4 - It's Been Seven Hours and Fifteen Days Gone
"Don't write angry." Gillian Flynn set this rule for herself while writing Gone Girl. While writing a book with acidic observations about marriage, it was important Flynn not air her disagreements with her husband and put their relationship at risk. If they had a row, she would not write while the anger was still fresh.
This is a good rule for a writer in a relationship; it does not apply to one who is no longer in one, but I am going to adhere to it anyway, at least concerning the more recent loss. No one is served by me airing my dirty laundry and salting fresh wounds, and I was just warning against internet justice, after all. (Or, he said after publishing, maybe turning it into Content in any capacity is a mistake.)

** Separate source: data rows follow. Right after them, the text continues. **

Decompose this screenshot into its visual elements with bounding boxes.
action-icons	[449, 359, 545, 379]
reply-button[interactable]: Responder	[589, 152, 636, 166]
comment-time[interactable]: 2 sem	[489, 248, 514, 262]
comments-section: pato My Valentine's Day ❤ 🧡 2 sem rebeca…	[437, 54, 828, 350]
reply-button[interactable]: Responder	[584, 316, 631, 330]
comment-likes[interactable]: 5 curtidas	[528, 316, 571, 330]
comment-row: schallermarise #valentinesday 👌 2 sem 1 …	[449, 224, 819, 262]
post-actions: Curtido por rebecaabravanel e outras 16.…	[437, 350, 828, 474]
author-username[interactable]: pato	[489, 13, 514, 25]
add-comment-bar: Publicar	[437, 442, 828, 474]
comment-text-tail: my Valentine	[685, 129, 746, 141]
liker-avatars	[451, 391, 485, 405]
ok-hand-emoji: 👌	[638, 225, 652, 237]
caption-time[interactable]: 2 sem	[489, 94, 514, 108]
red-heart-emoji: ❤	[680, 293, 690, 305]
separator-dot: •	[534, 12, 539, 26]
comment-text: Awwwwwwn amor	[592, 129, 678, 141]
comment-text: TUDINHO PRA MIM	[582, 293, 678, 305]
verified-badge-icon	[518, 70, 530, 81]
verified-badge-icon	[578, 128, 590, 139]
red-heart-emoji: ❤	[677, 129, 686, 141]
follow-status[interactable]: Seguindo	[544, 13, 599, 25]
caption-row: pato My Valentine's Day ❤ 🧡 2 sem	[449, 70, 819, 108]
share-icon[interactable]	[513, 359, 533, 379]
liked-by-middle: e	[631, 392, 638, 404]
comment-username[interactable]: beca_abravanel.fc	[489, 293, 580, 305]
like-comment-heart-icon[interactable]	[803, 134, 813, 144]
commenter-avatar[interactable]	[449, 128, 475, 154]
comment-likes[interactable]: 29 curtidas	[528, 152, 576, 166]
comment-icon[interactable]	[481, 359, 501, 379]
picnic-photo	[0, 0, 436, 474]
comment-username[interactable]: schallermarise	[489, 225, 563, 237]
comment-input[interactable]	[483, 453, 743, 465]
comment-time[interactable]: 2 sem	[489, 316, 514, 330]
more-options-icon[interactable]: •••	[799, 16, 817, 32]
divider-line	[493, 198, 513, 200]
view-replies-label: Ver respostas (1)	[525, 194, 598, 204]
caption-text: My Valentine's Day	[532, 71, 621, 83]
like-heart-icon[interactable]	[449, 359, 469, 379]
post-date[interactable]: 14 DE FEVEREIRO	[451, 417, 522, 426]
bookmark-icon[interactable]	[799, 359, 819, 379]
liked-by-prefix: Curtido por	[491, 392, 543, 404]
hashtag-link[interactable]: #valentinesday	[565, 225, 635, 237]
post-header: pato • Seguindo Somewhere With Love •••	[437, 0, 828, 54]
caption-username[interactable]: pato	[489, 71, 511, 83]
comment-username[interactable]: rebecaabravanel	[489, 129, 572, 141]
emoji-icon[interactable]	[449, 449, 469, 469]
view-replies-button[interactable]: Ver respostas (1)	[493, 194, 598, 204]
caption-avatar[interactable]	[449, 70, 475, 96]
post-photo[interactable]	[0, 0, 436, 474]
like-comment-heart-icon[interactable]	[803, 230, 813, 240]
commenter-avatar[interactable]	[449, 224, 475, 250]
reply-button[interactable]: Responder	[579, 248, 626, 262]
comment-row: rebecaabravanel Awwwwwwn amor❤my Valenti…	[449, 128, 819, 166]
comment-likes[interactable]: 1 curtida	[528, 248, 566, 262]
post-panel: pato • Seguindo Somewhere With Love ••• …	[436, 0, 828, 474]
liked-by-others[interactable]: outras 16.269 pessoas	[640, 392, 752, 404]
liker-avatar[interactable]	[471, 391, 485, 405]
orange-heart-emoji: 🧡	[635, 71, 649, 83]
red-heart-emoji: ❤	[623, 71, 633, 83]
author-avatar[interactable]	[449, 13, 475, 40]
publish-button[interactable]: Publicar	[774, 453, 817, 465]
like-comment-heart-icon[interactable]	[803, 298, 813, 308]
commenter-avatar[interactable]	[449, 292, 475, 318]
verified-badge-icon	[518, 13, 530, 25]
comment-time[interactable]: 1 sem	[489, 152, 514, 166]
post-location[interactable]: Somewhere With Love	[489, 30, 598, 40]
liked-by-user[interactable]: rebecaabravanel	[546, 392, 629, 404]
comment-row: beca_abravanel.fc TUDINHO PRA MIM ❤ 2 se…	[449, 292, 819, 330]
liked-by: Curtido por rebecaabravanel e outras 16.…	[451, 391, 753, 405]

After my breakup of ten years ago the loopy last act of Gone Girl was the only thing in the world that made perfect sense. The movie and the book's caustic black humor was comfort food. I revisited the film immediately after my recent break-up, it is the reason this retrospective exists, and while it still works as an immediate balm, it's also more troubling than before. This was a much longer relationship, with higher emotional stakes, and so much deeper is the unease provoked by the movie's idea that our partners are on some level unknowable.
That notion comes into sharpest relief when a relationship fails, which is why the movie resonates better in that context than with successful pairings. Before ours fell apart we were happy, it seemed, and now questions haunt my photos of those days like accusing spectres: were we lying to each other? To ourselves? What have we done to each other? "There's something disturbing about recalling a warm memory and feeling utterly cold," Nick says in Gone Girl's first chapter, and that feeling is even more acute when the moments of those memories can be pulled up with the swipe of a finger.
I was angry when I started writing this, but now I am mostly just sad. I loved and never wanted to hurt my boyfriend and thought he felt the same of me, and we both seem to have hurt each other anyway. Sadness isn't an emotion Gone Girl has much use for, its black heart could never admit of it, and that's fine. The movie ends as a horror-comedy precisely because Nick and Amy should end their poisonous relationship, but putting on facades makes them better than their authentic selves. This isn't intended to be instructive, a portrait of the ideal marriage, but an ironic photo negative. If the Dunnes' picturesque nuptials are knowingly illusory, a performance for the outside world, genuine love is a shared delusion, known only to its participants. When it should come undone, when the two no longer agree on the same reality, the love, now alone, is just delusional. Whose delusion is it? Depends who you ask.